More important, perhaps, are the more chronic, inflammatory, autoimmunologial disease states, which have not been well appreciated in modern times, but which were understood, at least to some degree, during prior eras. Rheumatic fever, an acute, inflammatory, autoimmune disease state was, from the mid-1600's at least, when Sydemham discribed rheumatic fever reasonably accurately, until the early 1900's was termed, often, acute rheumatism or acute articular rheumatism. (Rheumatic Fever and Streptococcal Infections, cited above).
The chronic non-suppurative target-organ manifestions of rheumatic fever, rheumatic heart-valve disease, is not caused by acute rheumatic fever, but it is due to a reasonably elevated, chronic, inflammatory, rheumatic, autoimmune state, which is caused by repeated, or at times chronic, infections by virulent strains of Streptococcus pyogenes. Rheumatic heart-valve disease is common in American society, but there is no outcry from treating cardiologists, and cardiac surgeons, concerning the ongoing development of the high-grade, chronic, rheumatic state within individuals in the American population.
As rheumatic fever slowly, but progressively became less common after about 1850, as the advances of the industrial revolution were instituted into economically developed societies, especially after 1900, high-grade cases of rheumatic fever became less common in modernized parts of the world. Fewer physicians took care of patients with severe rheumatic fever so it slowly became difficult to diagnose, even in the late 1930's, by modern, western-educated physicians. One might think that physicians in modern countries have the least experience and therefore the least knowledge about rheumatic fever, however, they often have advanced knowledge about other aspects of medical science.
During WWII, conditions of over-crowding developed in military training sites, and at sites of war-making activities, so rheumatic fever, as a disease entity, became more common in that environment. Leaders in the U.S. Navy Medical Corps hired T. Duckett Jones, MD, an investigator in the area of rheumatic fever, to study rheumatic fever's epidemiology and clinical development. Dr. Jones, eventually, devised certain sign and symptom criteria to provide an aid for diagnosing rheumatic fever. Those diagnostic criteria were published in the following text, (Jones,T.D., Journal of the American Medical Association|JAMA], 1944; 126:481–484) and have become known as the "Jones Criteria". They are still currently used, in a modified form, to diagnose rheumatic fever. They have been periodically revised by the American Heart Association in collaboration with other groups.[1] Two major criteria, or one major and two minor criteria, when there is also evidence of a previous strep infection, support the diagnosis of rheumatic fever.[2][3]

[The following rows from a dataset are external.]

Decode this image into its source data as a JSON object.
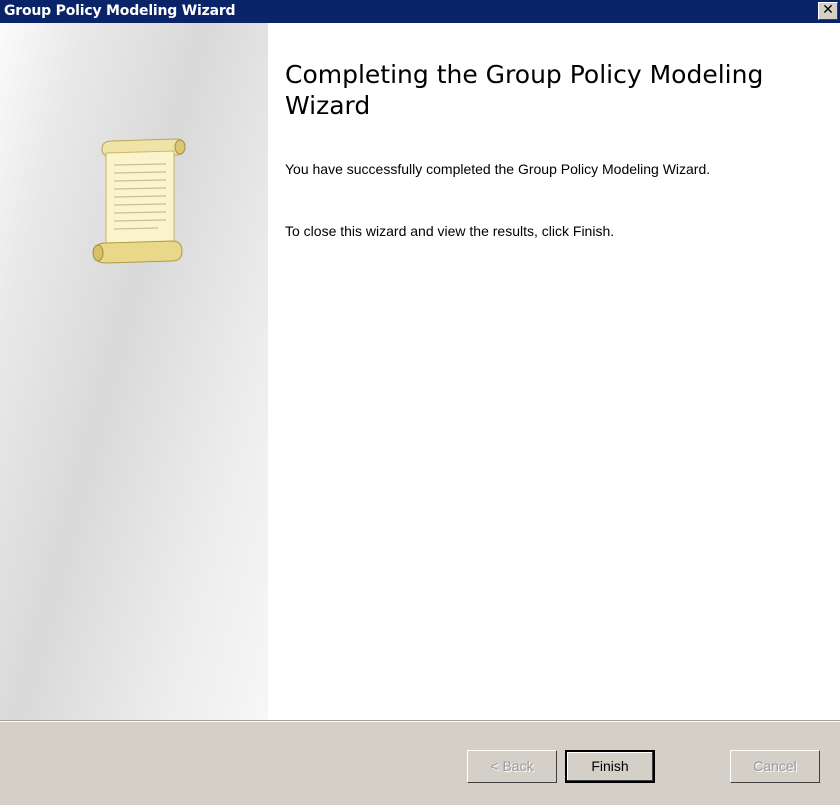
{
  "window": {
    "title": "Group Policy Modeling Wizard",
    "close_label": "✕"
  },
  "sidepanel": {
    "icon": "scroll-icon"
  },
  "content": {
    "heading": "Completing the Group Policy Modeling Wizard",
    "paragraph1": "You have successfully completed the Group Policy Modeling Wizard.",
    "paragraph2": "To close this wizard and view the results, click Finish."
  },
  "buttons": {
    "back": {
      "label": "< Back",
      "enabled": false
    },
    "finish": {
      "label": "Finish",
      "enabled": true,
      "default": true
    },
    "cancel": {
      "label": "Cancel",
      "enabled": false
    }
  },
  "colors": {
    "titlebar": "#0a246a",
    "button_face": "#d4d0c8"
  }
}
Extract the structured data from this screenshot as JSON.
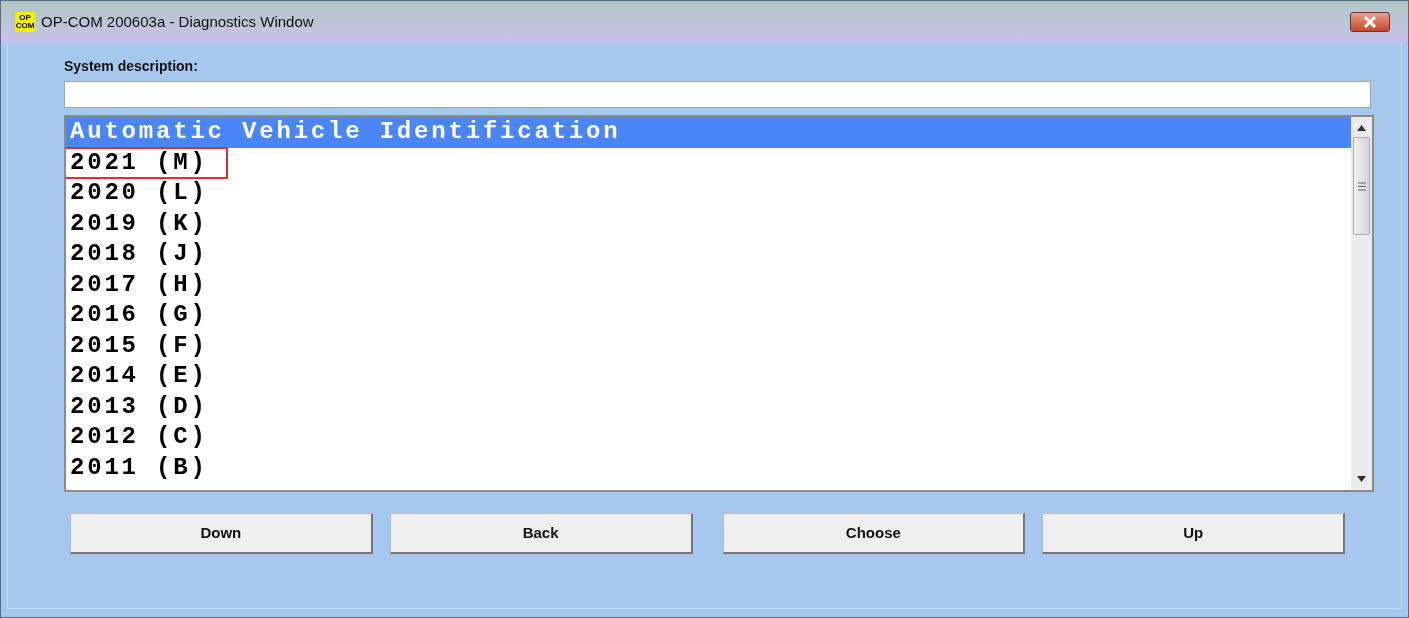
{
  "window": {
    "logo": [
      "OP",
      "COM"
    ],
    "title": "OP-COM 200603a - Diagnostics Window"
  },
  "system_description": {
    "label": "System description:"
  },
  "list": {
    "items": [
      {
        "text": "Automatic Vehicle Identification",
        "selected": true,
        "highlighted": false
      },
      {
        "text": "2021 (M)",
        "selected": false,
        "highlighted": true
      },
      {
        "text": "2020 (L)",
        "selected": false,
        "highlighted": false
      },
      {
        "text": "2019 (K)",
        "selected": false,
        "highlighted": false
      },
      {
        "text": "2018 (J)",
        "selected": false,
        "highlighted": false
      },
      {
        "text": "2017 (H)",
        "selected": false,
        "highlighted": false
      },
      {
        "text": "2016 (G)",
        "selected": false,
        "highlighted": false
      },
      {
        "text": "2015 (F)",
        "selected": false,
        "highlighted": false
      },
      {
        "text": "2014 (E)",
        "selected": false,
        "highlighted": false
      },
      {
        "text": "2013 (D)",
        "selected": false,
        "highlighted": false
      },
      {
        "text": "2012 (C)",
        "selected": false,
        "highlighted": false
      },
      {
        "text": "2011 (B)",
        "selected": false,
        "highlighted": false
      }
    ]
  },
  "buttons": [
    "Down",
    "Back",
    "Choose",
    "Up"
  ]
}
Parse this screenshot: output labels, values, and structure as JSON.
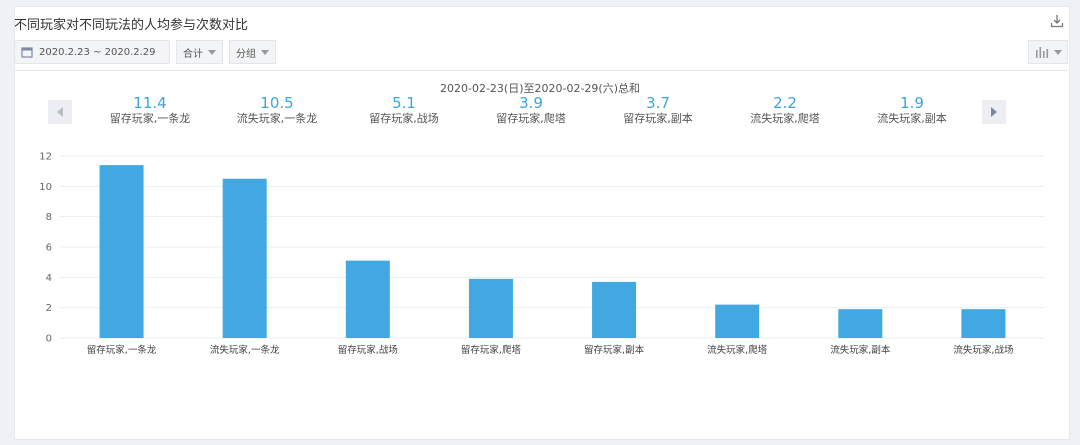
{
  "header": {
    "title": "不同玩家对不同玩法的人均参与次数对比",
    "date_range": "2020.2.23 ~ 2020.2.29",
    "aggregate_label": "合计",
    "group_label": "分组"
  },
  "icons": {
    "export": "download-icon",
    "calendar": "calendar-icon",
    "chart_type": "bar-chart-icon"
  },
  "summary": {
    "heading": "2020-02-23(日)至2020-02-29(六)总和",
    "items": [
      {
        "value": "11.4",
        "label": "留存玩家,一条龙"
      },
      {
        "value": "10.5",
        "label": "流失玩家,一条龙"
      },
      {
        "value": "5.1",
        "label": "留存玩家,战场"
      },
      {
        "value": "3.9",
        "label": "留存玩家,爬塔"
      },
      {
        "value": "3.7",
        "label": "留存玩家,副本"
      },
      {
        "value": "2.2",
        "label": "流失玩家,爬塔"
      },
      {
        "value": "1.9",
        "label": "流失玩家,副本"
      }
    ]
  },
  "colors": {
    "bar": "#42a8e2",
    "accent": "#3ba6e0",
    "grid": "#ebedf0"
  },
  "chart_data": {
    "type": "bar",
    "categories": [
      "留存玩家,一条龙",
      "流失玩家,一条龙",
      "留存玩家,战场",
      "留存玩家,爬塔",
      "留存玩家,副本",
      "流失玩家,爬塔",
      "流失玩家,副本",
      "流失玩家,战场"
    ],
    "values": [
      11.4,
      10.5,
      5.1,
      3.9,
      3.7,
      2.2,
      1.9,
      1.9
    ],
    "ylim": [
      0,
      12
    ],
    "yticks": [
      0,
      2,
      4,
      6,
      8,
      10,
      12
    ],
    "grid": true,
    "legend": "none"
  }
}
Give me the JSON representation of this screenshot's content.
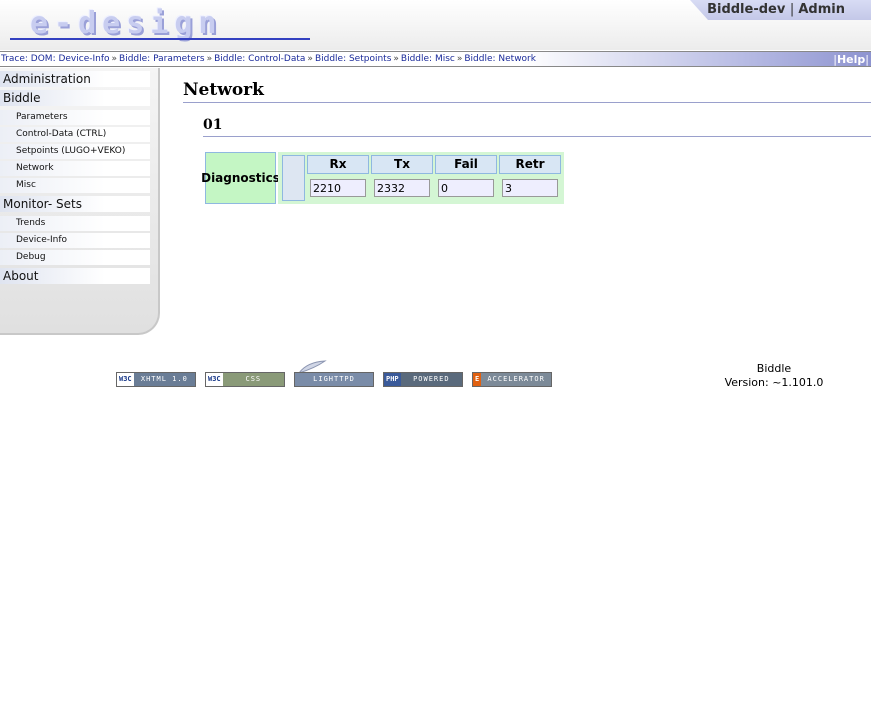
{
  "header": {
    "logo_text": "e-design",
    "user": "Biddle-dev",
    "role": "Admin"
  },
  "trace": {
    "prefix": "Trace:",
    "items": [
      "DOM: Device-Info",
      "Biddle: Parameters",
      "Biddle: Control-Data",
      "Biddle: Setpoints",
      "Biddle: Misc",
      "Biddle: Network"
    ],
    "help": "Help"
  },
  "sidebar": {
    "items": [
      {
        "label": "Administration"
      },
      {
        "label": "Biddle"
      },
      {
        "label": "Parameters"
      },
      {
        "label": "Control-Data (CTRL)"
      },
      {
        "label": "Setpoints (LUGO+VEKO)"
      },
      {
        "label": "Network"
      },
      {
        "label": "Misc"
      },
      {
        "label": "Monitor- Sets"
      },
      {
        "label": "Trends"
      },
      {
        "label": "Device-Info"
      },
      {
        "label": "Debug"
      },
      {
        "label": "About"
      }
    ]
  },
  "main": {
    "title": "Network",
    "section": "01",
    "diagnostics": {
      "label": "Diagnostics",
      "columns": [
        {
          "header": "Rx",
          "value": "2210"
        },
        {
          "header": "Tx",
          "value": "2332"
        },
        {
          "header": "Fail",
          "value": "0"
        },
        {
          "header": "Retr",
          "value": "3"
        }
      ]
    }
  },
  "footer": {
    "badges": [
      {
        "left": "W3C",
        "right": "XHTML 1.0",
        "color": "#6a7d96",
        "icon": "w3c-xhtml-icon"
      },
      {
        "left": "W3C",
        "right": "CSS",
        "color": "#8a9a78",
        "icon": "w3c-css-icon"
      },
      {
        "left": "",
        "right": "LIGHTTPD",
        "color": "#7a8ca8",
        "icon": "lighttpd-feather-icon"
      },
      {
        "left": "PHP",
        "right": "POWERED",
        "color": "#5a6a7c",
        "icon": "php-icon"
      },
      {
        "left": "E",
        "right": "ACCELERATOR",
        "color": "#7c8a98",
        "icon": "eaccelerator-icon"
      }
    ],
    "app_name": "Biddle",
    "version": "Version: ~1.101.0"
  }
}
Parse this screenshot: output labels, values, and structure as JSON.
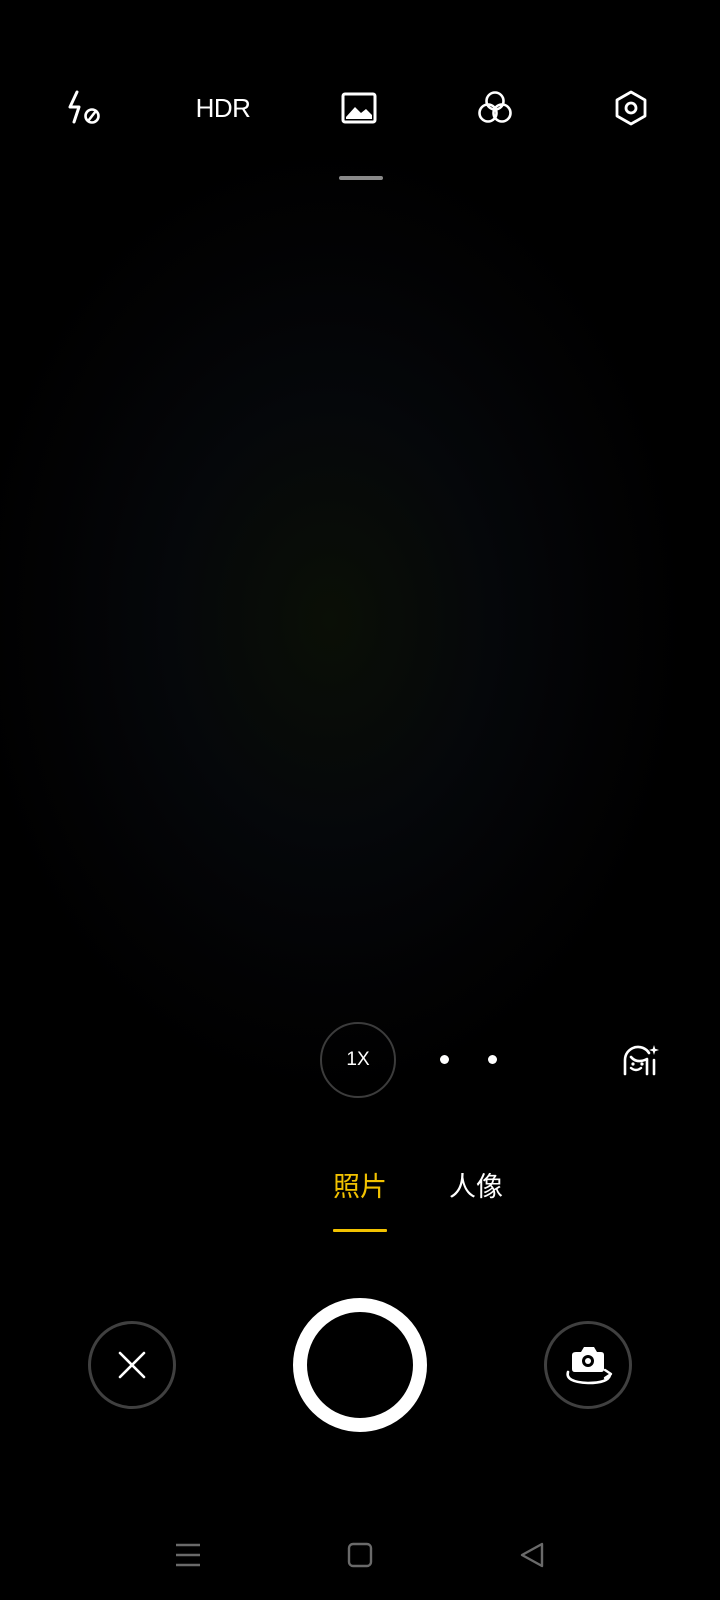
{
  "top_bar": {
    "flash_icon": "flash-off-icon",
    "hdr_label": "HDR",
    "aspect_icon": "image-frame-icon",
    "filter_icon": "filter-circles-icon",
    "settings_icon": "settings-hexagon-icon"
  },
  "zoom": {
    "current": "1X",
    "extra_levels_icon": "dot-icon"
  },
  "beauty_icon": "face-beauty-icon",
  "modes": {
    "items": [
      {
        "label": "照片",
        "active": true
      },
      {
        "label": "人像",
        "active": false
      }
    ]
  },
  "controls": {
    "close_icon": "close-x-icon",
    "shutter_icon": "shutter-ring-icon",
    "switch_camera_icon": "camera-flip-icon"
  },
  "nav": {
    "menu_icon": "menu-lines-icon",
    "home_icon": "home-square-icon",
    "back_icon": "back-triangle-icon"
  },
  "colors": {
    "accent": "#f2c200",
    "background": "#000000",
    "foreground": "#ffffff",
    "ring_border": "#404040"
  }
}
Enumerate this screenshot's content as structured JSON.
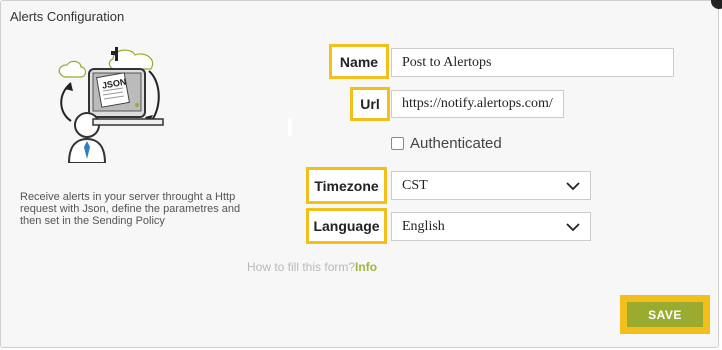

Unfortunately, since the 1930's, most physicians in modern western countries have dealt with fewer and fewer cases of rheumatic fever so at this time only the very most high-grade cases can be recognized and the symptoms and signs of those cases are what compose the "Jones Criteria". Even with the Jones Criteria having existed for decades, most cases of rheumatic fever suffer from mis-diagnosis, because most physicians simply do not think that rheumatic fever exists in modern, western countries including the USA. Out of mind out of sight is the rule.
References
- ↑ Ferrieri P. Proceedings of the Jones criteria workshop. Circulation 2002; 106: 2521–23
- ↑ Steven J Parrillo, DO, FACOEP, FACEP. "eMedicine — Rheumatic Fever".
- ↑ "Guidelines for the diagnosis of rheumatic fever. Jones Criteria, 1992 update. Special Writing Group of the Committee on Rheumatic Fever, Endocarditis, and Kawasaki Disease of the Council on Cardiovascular Disease in the Young of the American Heart Association". JAMA. 268 (15): 2069–73. 1992. PMID 1404745.